King's Evangelical Divinity School

24 May 2016

Diversity's Inexorable Journey Toward Homogeneity

Currently in Italy with the missus (Pisa to be precise, Lucca tomorrow). Lovely place, great ice cream, lots of tourists, and street vendors selling the same things they sell as in Rome, London, New York, indeed any major tourist area. And hot dogs, hamburgers and Coke pretty much everywhere.

Relaxing in our room tonight, perusing hundreds of Italian TV channels, I stumbled upon the Italian version of MTV. I was struck by how similar the acts were to those on other versions of the channel. Indeed, mute the sound and watching it, it could easily be the UK or US version: same dances, gangster hand gestures, caps worn at jaunty angles, chunky gold earrings worn by burly blokes, the inevitable crotch-grabbing, etc etc. All in all, the world is shrinking, local popular cultures are gradually but inexorably being replaced by a global and homogenous popular culture, and many aspects of popular culture today all look pretty much the same. I remember in the 1970s how travelling from country to country, even within Europe alone, yielded considerable diversity from country to country. Much, much less of that now.

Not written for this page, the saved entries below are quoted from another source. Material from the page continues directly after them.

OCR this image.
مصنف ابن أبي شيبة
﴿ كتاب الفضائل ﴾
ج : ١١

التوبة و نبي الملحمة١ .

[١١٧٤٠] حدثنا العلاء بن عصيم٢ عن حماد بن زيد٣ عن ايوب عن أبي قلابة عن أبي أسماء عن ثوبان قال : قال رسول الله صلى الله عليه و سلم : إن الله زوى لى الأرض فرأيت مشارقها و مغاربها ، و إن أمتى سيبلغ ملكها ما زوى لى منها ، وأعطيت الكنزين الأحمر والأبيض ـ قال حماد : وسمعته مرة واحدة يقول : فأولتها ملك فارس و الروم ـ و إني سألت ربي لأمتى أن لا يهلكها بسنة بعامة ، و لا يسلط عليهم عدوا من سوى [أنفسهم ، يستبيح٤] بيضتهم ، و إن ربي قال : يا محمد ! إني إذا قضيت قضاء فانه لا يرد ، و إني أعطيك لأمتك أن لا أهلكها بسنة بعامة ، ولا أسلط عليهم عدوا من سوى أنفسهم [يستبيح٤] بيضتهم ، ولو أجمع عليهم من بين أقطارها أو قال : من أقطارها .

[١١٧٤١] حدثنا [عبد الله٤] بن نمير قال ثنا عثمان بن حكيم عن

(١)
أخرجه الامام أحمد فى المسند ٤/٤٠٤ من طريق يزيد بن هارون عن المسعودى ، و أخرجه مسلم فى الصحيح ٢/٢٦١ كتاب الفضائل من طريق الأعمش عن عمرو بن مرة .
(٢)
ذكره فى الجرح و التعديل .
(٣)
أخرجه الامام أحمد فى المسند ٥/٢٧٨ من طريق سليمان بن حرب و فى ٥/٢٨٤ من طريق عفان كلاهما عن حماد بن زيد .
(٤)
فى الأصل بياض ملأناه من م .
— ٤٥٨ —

Naturally, new tools like the Internet have shrunk the world. But arguably it goes further than that. Western  liberalism has, in the past two or three decades, become obsessed with the cult of diversity, while popular culture icons have emulated this value to the extent that, ironically, diversity is increasingly leading to a global homogenous popular culture where everyone seeks to act the same in the name of coolness. Thus it seems if you emphasise differences enough, everyone jumps on the bandwagon so that end result is most of us act the same. 

What has this to do with Christians? Well, consider, for example, worship. In the name of diversity traditional worship styles have been challenged and replaced by soft rock version. Now, I'm not saying anything against this rather archaic (from a popular culture perspective) form of worship (OK, maybe I am being a tiny bit critical). The problem is, when everyone does it the end result is not only that local expressions of worship are no different from elsewhere, but indeed that the "new way of doing things" becomes the norm.

The liberal West's cult of diversity is, ironically, watering down diversity and inexorably leading to a global heterogeneity. For its part, the Church too often emulates the world in a bid to remain culturally relevant. Unfortunately, local and distinct expressions of Christianity are subsequently being swallowed up by an increasingly homogenously global expression of Christian  faith, so that when I recently visited a Latin American church it was like being in Australia. And we are all the poorer for it.